Take the announcement that Advanced Munitions International will build an ammo factory and move its headquarters to Alcoa. Gov. Bill Haslam and Randy Boyd, commissioner of economic and community development, were on hand to tout the 605 jobs being created. But when asked what the citizenry of Tennessee was contributing to the deal, Boyd said the details were still being finalized, “so, there is not anything I can say.”

Actually, the deal is done. A deed already has transferred 269 acres from the Industrial Development Board of Blount County to AMI. Blount Countians paid $2.3 million for the land back in 1998.

Questioned further, Boyd clarified that it’s only the state’s share of the AMI incentives that still are being worked out.

“We’ve agreed in principle,” he said, “but they are dotting the ‘I’s and crossing the ‘T’s. Then we have to have the State Funding Board approve it. But until that happens, we don’t disclose it.”

So when will that be? John Dunn, spokesman for the state Comptroller, said the State Funding Board is scheduled to meet Nov. 13 and 19 but the AMI incentives aren’t on the agenda.

“Our staff is not aware of this project at this time,” he said.

…Haslam’s administration prefers to focus these announcements on the jobs being created and the adroitness of the government’s deal-making without mentioning what taxpayers have brought to the table. Other administrations, such as those of mayors Madeline Rogero and Tim Burchett, are more willing to share the details up front.

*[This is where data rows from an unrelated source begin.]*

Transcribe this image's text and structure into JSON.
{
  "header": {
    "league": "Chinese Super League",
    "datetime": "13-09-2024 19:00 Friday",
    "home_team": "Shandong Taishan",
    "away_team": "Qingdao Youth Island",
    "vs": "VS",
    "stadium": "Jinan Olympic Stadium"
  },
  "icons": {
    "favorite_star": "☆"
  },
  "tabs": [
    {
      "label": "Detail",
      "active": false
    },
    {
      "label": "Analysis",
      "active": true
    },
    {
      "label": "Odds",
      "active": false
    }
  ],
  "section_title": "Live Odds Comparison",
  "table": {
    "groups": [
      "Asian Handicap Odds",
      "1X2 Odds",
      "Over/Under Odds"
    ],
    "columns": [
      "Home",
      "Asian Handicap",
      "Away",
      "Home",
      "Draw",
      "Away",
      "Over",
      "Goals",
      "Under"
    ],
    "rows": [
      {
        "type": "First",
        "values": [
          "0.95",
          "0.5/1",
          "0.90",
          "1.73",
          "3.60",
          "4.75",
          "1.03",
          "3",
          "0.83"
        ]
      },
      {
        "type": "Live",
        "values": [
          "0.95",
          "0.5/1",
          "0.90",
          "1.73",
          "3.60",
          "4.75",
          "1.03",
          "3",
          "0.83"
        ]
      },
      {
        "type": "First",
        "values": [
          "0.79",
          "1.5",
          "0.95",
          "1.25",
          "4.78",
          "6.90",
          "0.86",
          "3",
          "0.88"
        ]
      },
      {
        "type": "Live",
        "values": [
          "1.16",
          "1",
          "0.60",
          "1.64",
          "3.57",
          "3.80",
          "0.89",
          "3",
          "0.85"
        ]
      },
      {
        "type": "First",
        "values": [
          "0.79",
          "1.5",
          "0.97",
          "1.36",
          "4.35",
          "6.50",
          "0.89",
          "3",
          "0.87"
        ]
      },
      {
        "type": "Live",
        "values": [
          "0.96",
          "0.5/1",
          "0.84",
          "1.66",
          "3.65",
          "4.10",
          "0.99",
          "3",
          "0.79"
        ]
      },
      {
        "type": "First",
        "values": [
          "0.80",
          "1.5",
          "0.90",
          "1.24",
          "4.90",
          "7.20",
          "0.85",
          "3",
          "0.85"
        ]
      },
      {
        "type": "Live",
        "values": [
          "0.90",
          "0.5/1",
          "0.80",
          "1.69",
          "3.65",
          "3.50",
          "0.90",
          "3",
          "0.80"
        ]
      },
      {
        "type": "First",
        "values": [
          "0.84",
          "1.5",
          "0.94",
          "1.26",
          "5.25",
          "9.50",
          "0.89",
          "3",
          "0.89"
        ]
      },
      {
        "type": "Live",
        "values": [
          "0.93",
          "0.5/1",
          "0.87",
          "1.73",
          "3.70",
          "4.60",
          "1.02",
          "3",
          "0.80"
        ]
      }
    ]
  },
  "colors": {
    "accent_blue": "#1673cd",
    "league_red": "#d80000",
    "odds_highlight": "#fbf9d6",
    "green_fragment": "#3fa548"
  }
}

Eventually the cost to state coffers will become public, but only after the fanfare has faded and attention has turned elsewhere.

Still, that’s better than what the Tennessee Valley Authority does. The federal agency refuses to reveal the subsidies it bestows on private businesses even after deals are done. TVA insists its ability to compete would be compromised if that sensitive info leaked out.

But, oops. Loose-lipped Rogero spilled the beans on TVA’s contribution to the Regal deal, too, letting slip that it added $80,000 in “utility money” to the pool.

We’ll see if the $11-billion-a-year utility can survive the disclosure of that secret to the public.